Egypt and Jordan continue to cope with difficult security challenges of their own. The terror threat combined with the inherent threat of Iran’s growing presence creates an infrastructure that invites increased cooperation with Israel. An especially bold and deadly terror campaign by ISIS allied forces against a number of military targets simultaneously in Sinai (July 1, 2015) proved the force of the threat it presents against the Egyptian military, and even signaled the organization’s capacity to harm Israel. Egypt, which is fighting terror groups in Sinai, sees Hamas as an enemy that aids the terrorists in their fight against it. President al-Sisi has not hesitated to destroy vast built-up areas in order to create a security buffer on the Egypt-Gaza border, while fighting a bitter battle to destroy the smuggling and terror tunnels that run underneath. In early April of 2015, the U.S. cancelled its freeze on arms shipments to Egypt. The American strategic preference of promoting democracy and human rights in Egypt was pushed aside by the urgency of helping Egypt maintain stability, preventing alternative arms deals with Moscow, ensuring maritime freedom in the Suez Canal, and maintaining the peace treaty with Israel. Jordan as well, perhaps America’s closest ally in the fight against ISIS, is in dire need and receives American support (Jordan absorbed roughly a million Syrian refugees). The video showing ISIS burning a Jordanian air-force pilot alive (February 3, 2015) increased the internal pressure in Jordan to take revenge and bolstered Jordan’s centrality in the fight against ISIS.
The harsh upheavals in the Middle East appear to demand the engagement and intervention of a stabilizing power.

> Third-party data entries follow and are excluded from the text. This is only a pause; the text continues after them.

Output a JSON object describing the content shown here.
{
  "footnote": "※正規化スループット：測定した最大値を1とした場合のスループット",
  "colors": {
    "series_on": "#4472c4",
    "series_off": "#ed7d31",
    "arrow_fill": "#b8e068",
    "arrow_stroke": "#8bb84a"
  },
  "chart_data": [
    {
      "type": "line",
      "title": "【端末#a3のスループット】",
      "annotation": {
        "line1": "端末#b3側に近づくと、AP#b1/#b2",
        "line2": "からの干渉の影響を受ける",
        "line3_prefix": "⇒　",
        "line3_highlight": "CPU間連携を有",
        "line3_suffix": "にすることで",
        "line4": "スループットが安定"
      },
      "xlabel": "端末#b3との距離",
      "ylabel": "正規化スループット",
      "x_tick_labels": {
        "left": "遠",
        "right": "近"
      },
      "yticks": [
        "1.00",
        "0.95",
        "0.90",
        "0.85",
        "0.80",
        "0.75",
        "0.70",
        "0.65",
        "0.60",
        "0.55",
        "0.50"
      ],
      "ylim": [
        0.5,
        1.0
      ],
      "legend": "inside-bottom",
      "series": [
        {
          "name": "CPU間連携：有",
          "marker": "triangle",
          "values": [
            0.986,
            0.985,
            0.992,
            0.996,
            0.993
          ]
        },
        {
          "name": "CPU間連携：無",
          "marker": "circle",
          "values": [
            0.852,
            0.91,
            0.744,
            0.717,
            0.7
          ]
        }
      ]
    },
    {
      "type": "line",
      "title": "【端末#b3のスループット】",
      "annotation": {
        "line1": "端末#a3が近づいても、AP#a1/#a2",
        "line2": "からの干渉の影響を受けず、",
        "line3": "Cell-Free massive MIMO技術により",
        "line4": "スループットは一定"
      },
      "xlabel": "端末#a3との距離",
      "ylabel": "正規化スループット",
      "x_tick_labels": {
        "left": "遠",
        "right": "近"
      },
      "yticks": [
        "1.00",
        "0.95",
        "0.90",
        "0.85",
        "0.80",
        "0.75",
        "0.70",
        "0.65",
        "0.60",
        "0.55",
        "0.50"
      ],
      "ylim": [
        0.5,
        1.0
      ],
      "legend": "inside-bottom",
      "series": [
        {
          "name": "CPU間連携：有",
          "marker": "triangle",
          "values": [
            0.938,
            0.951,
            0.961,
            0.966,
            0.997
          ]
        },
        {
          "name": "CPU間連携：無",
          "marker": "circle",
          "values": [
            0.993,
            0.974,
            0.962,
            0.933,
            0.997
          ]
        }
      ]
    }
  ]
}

However the U.S. is not interested in deepening its involvement in the region, is not interested in sending (back) its soldiers to shed their blood in the Middle East, and prefers to “lead from behind.” Moreover, it doesn’t seem that the U.S. and Russia can, at this point, cooperate effectively in order to jointly bring about regional stability. Putin’s aggressive moves in Ukraine and the Western sanctions against Russia and Putin’s inner circle, do not facilitate the necessary infrastructure for cooperation, but rather enhance competition and conflict. Therefore, Russia’s announcement (April 13, 2015) that it will thaw the long frozen deal to sell the advanced S-300 surface to air missile system to Iran exemplifies of the current gloomy state of affairs.